This post was originally published on Michigan Chronicle
By Sherri Kolade
Black single mothers can do it alone, but why should they have to when resources are all around?
“Our issues often get pushed to the back burner and COVID made it abundantly clear that … mothers and mothers of color and Black mothers hold their communities in times like this, but we should be prioritizing their needs so that our communities can thrive,” Danielle Atkinson, national executive director and founder of local non-profit organization Mothering Justice, said.
Mothering Justice empowers mothers of color to influence policy on behalf of themselves and their families.
For Black mothers who need assistance, especially those who are on the lower rungs of the economic ladder, it can be hard enough to find them while they are busy rearing children, being the sole breadwinner, and being the emotional and foundational support 24/7 with no immediate relief in sight.
The adage “it takes a village to raise a child” especially still rings true for the many single mothers who have no choice but to rely on family and friends to babysit their children and provide extended support for them when daycare is too costly and many times out of the question.
In 2020, there were roughly 4.25 million Black families in the United States with a single mother, according to nationwide statistics. This is an uptick from 1990 rates of about 3.4 million Black families being raised by a single mother.
In Detroit, according to Smartest Dollar, 72% of single mothers are raising their children solo.
Even beyond babysitting needs, single mothers looking for more resources and assistance might not always know how to navigate but there is help with several organizations eager to aid single mothers, especially Black women, allowing them to blossom.
A Mother’s Justice
Atkinson said that Mothering Justice is an advocacy and leadership development organization that is concentrated mostly on changing policy through available dollars to educate the public on reclaiming what should be theirs through legislative change.
“We want everyone to be aware of the opportunities they have given by the federal government and by the state of Michigan to relieve them,” Atkinson said of ensuring things like childcare is more affordable. “We’re partnering with a lot of organizations and … we think it is important to have one on one convos with moms.”
Atkinson added that Black single mothers are often “underrepresented.”
“I was also raised by a single mother,” Atkinson said. “Every sacrifice my mother made has made me who I am today.”
She added that the country is “catching onto the burdens” that single mothers have been facing for years.

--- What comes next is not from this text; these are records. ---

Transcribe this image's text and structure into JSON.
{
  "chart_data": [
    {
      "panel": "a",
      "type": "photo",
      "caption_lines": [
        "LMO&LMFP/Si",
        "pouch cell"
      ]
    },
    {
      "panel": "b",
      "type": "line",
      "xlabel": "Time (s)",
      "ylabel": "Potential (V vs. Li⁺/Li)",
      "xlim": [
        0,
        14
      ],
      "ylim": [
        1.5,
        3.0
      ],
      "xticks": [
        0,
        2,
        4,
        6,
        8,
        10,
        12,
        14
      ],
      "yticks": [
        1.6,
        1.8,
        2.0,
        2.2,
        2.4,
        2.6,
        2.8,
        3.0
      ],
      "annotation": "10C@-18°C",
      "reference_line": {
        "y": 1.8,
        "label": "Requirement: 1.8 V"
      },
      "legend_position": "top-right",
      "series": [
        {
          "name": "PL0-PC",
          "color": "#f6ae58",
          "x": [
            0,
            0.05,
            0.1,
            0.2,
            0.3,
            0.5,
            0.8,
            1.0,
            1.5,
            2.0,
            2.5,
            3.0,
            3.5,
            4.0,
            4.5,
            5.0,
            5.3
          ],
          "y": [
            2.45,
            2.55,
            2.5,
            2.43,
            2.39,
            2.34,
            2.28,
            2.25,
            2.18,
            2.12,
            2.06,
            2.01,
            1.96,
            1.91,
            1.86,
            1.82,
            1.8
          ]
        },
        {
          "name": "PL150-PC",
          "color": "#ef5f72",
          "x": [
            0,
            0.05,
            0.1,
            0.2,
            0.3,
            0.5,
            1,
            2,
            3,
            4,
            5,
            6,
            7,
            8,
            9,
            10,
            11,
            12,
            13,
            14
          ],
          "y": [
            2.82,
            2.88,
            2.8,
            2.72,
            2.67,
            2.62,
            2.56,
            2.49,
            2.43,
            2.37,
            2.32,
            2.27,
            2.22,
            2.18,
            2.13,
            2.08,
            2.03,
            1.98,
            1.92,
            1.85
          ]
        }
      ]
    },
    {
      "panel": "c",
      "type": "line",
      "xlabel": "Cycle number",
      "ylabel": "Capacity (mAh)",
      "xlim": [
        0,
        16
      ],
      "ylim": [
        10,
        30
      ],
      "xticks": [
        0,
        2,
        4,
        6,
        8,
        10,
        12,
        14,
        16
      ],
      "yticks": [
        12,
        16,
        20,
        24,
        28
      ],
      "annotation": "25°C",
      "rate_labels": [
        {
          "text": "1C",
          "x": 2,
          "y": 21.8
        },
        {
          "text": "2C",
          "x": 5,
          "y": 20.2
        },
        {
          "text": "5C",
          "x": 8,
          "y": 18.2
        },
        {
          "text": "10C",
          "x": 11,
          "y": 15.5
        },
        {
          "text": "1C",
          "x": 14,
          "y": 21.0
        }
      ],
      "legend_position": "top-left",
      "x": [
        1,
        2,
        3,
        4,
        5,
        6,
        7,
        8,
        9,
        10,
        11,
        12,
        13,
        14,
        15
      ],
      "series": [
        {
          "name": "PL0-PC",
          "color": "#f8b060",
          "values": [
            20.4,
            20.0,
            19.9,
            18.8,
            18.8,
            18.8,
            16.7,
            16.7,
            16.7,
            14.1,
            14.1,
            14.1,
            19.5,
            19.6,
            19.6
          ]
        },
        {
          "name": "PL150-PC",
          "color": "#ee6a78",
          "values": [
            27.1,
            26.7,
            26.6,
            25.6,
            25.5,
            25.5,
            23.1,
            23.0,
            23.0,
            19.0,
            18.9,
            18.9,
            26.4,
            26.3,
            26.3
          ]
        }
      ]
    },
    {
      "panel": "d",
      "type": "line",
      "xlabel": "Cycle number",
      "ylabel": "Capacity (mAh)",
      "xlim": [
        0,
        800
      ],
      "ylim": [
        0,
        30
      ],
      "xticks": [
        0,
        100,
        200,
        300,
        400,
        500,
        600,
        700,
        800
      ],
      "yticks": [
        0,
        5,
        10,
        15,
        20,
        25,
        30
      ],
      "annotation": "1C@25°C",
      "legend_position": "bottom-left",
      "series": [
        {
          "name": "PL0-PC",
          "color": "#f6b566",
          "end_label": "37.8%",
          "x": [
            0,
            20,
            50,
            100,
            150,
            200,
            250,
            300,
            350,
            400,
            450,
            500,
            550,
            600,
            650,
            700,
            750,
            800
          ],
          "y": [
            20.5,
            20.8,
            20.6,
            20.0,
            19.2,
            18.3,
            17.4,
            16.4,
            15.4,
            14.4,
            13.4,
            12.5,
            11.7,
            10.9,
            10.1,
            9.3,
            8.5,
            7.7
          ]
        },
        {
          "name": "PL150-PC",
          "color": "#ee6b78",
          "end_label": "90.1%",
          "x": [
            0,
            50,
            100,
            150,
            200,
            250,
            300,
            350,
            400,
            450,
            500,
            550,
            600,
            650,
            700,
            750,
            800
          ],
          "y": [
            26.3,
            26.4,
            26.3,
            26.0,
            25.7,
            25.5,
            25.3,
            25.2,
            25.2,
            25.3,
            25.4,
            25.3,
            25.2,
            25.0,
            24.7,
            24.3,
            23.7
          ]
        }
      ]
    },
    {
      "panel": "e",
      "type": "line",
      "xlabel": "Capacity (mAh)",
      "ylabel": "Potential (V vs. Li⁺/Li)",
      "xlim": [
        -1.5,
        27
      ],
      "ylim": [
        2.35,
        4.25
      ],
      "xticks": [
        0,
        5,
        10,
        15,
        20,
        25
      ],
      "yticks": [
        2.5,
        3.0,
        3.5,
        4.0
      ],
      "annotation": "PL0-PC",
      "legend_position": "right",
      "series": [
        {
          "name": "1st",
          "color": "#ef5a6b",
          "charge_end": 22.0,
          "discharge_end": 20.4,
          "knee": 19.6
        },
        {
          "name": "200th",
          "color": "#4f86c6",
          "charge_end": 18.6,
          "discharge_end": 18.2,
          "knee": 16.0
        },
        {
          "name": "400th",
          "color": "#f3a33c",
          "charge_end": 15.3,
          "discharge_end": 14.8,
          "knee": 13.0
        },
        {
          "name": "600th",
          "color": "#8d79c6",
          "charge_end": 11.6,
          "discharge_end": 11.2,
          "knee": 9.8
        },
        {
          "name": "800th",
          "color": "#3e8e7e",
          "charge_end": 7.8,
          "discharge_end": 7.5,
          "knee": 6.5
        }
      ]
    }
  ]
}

“[Single mothers] are the people that hold our community so strongly and do it so well that the only policies that make sense are the ones that center the ones that …literally take care of the community,” Atkinson said, adding that paid leave should be a requirement at companies and childcare should be less expensive. “Childcare should not cost the same as college.”
Showing Up for Yourself
Dr. Joanne Frederick, a Washington, D.C-based licensed mental health counselor, told the Michigan Chronicle that some single mothers are looking to cope beyond the emotional turmoil they might be going through due to the death of a relationship. She said it boils down to recognizing that the romantic breakup is a loss, and grieving that loss is normal.
“You will go through the stages of grief. You may cry and feel sad and down [depressed], you may bargain with yourself or the ex-partner, you may get angry, you may go through denial [this can’t be real], ultimately you will accept the change and readjust,” Frederick said, adding that single mothers may also have to explain to their children the change in the relationship. “Explain age-appropriately to each child, but be mindful not to unload too much on the children. If the romantic breakup seems to be very emotionally difficult, seek professional help to talk through the relationship, the loss and the recovery/rebuilding of oneself as a single woman.”
Jenny Hutchinson, director of Detroit-based Sistahs Reachin’ Out (SRO) organization, told the Michigan Chronicle that her organization promotes proven pathways beyond poverty while helping financially at-risk women in Detroit.
One of their programs. Pathways, is a 13-week coaching and mentoring cohort that prepares SRO’s target population to access higher education or entrepreneurial opportunities, according to its website. In addition to coaching and mentoring, Pathways also provides many wraparound services that “lower barriers specific to the educational or entrepreneurial success of low-income, single parents.”
Hutchinson said that through entrepreneurship and higher education the program helps women through “proven pathways” to escape low-wage living and poverty.
“What we’re hoping to do through our programming is capture that population through assistance,” she said of connecting with other already established local programs to help even more women. “We can open up a door for a young mother in our program to go on to complete a college degree program.”
Hutchinson added that the program helps hopeful college students also fight the barriers to finding reliable transportation while supporting the family.
“Lowering barriers is critical to ensure individuals we endeavor to serve are inherently successful in those two proven pathways,” Hutchinson said.